Elizabeth Bruenig : Time to give socialism a try.
"Hanging on and hoping for the best is certainly one approach to rescuing the best of liberalism from its discontents, but my answer is admittedly more ambitious: It’s time to give socialism a try." That's American journalist Elizabeth Bruenig advocating socialism in the Washington Post and Chicago Tribune. Her views would never be published in a New Zealand newspaper.

PERHAPS IT has been provoked by the revival of American socialism but the discussion of socialism and socialist ideas has even crept into the American mainstream media. There are more articles and more opinion pieces these days about a subject once considered taboo in the United States.

While I don't wish to exaggerate the extent the mainstream media has concluded that socialism isn't actually just another word for totalitarianism, it has demonstrated that is more receptive to an idea that the American establishment has, historically, tried to stamp out. Maybe this is something we've got Bernie Sanders and his revolution to thank for.

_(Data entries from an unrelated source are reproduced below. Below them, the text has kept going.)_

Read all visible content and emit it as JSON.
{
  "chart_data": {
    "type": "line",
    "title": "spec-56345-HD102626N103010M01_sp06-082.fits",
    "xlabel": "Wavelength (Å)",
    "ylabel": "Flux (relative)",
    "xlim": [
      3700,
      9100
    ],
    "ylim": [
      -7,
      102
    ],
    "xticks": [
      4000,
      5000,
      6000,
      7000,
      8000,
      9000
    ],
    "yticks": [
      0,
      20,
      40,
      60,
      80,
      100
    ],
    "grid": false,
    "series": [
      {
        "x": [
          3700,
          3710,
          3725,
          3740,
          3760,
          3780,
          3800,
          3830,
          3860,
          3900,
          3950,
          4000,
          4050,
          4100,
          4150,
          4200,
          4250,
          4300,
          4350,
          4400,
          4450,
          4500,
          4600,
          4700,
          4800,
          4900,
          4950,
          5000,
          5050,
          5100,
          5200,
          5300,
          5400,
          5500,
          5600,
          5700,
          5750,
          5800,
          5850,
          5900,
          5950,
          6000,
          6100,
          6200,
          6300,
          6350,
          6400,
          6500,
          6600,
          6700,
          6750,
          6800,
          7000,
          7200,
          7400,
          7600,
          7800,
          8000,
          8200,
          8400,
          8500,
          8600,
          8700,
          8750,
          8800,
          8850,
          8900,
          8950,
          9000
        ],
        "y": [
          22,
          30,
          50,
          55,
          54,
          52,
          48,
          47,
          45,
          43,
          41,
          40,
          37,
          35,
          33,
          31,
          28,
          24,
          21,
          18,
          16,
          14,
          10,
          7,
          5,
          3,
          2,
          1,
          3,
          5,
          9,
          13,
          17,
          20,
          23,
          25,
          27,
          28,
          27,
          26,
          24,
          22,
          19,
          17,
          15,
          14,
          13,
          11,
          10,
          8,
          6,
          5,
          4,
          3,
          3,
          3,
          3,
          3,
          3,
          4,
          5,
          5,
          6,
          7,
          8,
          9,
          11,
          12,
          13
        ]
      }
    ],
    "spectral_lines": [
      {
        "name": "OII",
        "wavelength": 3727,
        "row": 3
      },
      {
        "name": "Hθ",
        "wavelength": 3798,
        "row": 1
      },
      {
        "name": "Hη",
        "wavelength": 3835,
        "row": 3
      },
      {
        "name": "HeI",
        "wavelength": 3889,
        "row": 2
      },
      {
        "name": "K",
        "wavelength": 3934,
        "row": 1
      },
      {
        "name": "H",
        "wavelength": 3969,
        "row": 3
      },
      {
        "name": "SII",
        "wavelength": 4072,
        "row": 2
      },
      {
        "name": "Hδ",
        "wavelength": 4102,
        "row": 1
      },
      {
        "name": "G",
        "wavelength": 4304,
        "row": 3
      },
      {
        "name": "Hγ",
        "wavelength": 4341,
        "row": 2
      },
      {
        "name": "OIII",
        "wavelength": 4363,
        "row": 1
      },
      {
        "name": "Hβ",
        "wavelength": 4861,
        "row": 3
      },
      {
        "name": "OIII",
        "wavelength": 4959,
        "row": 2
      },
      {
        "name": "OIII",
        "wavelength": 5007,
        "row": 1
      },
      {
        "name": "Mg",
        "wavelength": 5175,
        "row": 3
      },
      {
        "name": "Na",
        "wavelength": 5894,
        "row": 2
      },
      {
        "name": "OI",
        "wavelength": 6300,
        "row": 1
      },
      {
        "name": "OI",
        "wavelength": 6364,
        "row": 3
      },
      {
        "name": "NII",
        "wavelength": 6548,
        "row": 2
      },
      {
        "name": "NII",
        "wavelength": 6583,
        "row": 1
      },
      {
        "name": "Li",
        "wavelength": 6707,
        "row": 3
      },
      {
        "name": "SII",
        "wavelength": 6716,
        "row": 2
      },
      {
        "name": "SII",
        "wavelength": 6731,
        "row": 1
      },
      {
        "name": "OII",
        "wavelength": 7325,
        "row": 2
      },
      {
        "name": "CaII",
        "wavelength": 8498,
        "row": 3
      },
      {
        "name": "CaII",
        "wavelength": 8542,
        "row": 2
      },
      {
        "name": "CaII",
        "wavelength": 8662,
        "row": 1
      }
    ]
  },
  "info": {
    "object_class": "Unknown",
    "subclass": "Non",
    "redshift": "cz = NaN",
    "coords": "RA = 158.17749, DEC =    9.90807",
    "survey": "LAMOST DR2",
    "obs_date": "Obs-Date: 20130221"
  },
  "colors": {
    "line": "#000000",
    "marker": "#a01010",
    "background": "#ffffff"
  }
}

In contrast, the New Zealand mainstream media is an arid desert as far as socialism is concerned. Socialism is only ever mentioned to either denounce it or caricature it as something it isn't. You know you have problems when the mainstream media's idea of a 'left wing commentator' is former Labour Party president and businessman Mike Williams.

Certainly you are unlikely to find an opinion piece headlined 'It's Time to Give Socialism a Try' in the New Zealand Herald anytime soon. Or any other newspaper for that matter. But this is the column that appeared in both the Washington Post and the Chicago Tribune last week. Neither newspaper is a hotbed of radicalism, far from it.

The column, by Elizabeth Bruenig, suggests that American liberalism is, well, stuffed. Of course, Bruenig's argument is more nuanced than how I describe it, but she doesn't agree with liberal commentators that liberalism- or what we might describe as social democracy - can be fixed. She writes:

'I don’t think business-as-usual but better is enough to fix what’s broken here. I think the problem lies at the root of the thing, with capitalism itself."

She also doesn't pose the problem and then not provide a solution. She is refreshingly forthright and having waded through more than enough mealy mouthed Jacinda Ardern-lovin' crap in recent weeks, Bruening is like a breath of fresh air:

"Not to be confused for a totalitarian nostalgist, I would support a kind of socialism that would be democratic and aimed primarily at decommodifying labour, reducing the vast inequality brought about by capitalism, and breaking capital’s stranglehold over politics and culture."

Such is the narrowness of New Zealand's political discussion and its failure to engage with anything that breaks with  political convention, someone like Bruenig would never get published in New Zealand. Her uncompromising views would upset delicate liberal sensitivities as much as they would upset diehard conservatives. Either way, its little more than political infantilism.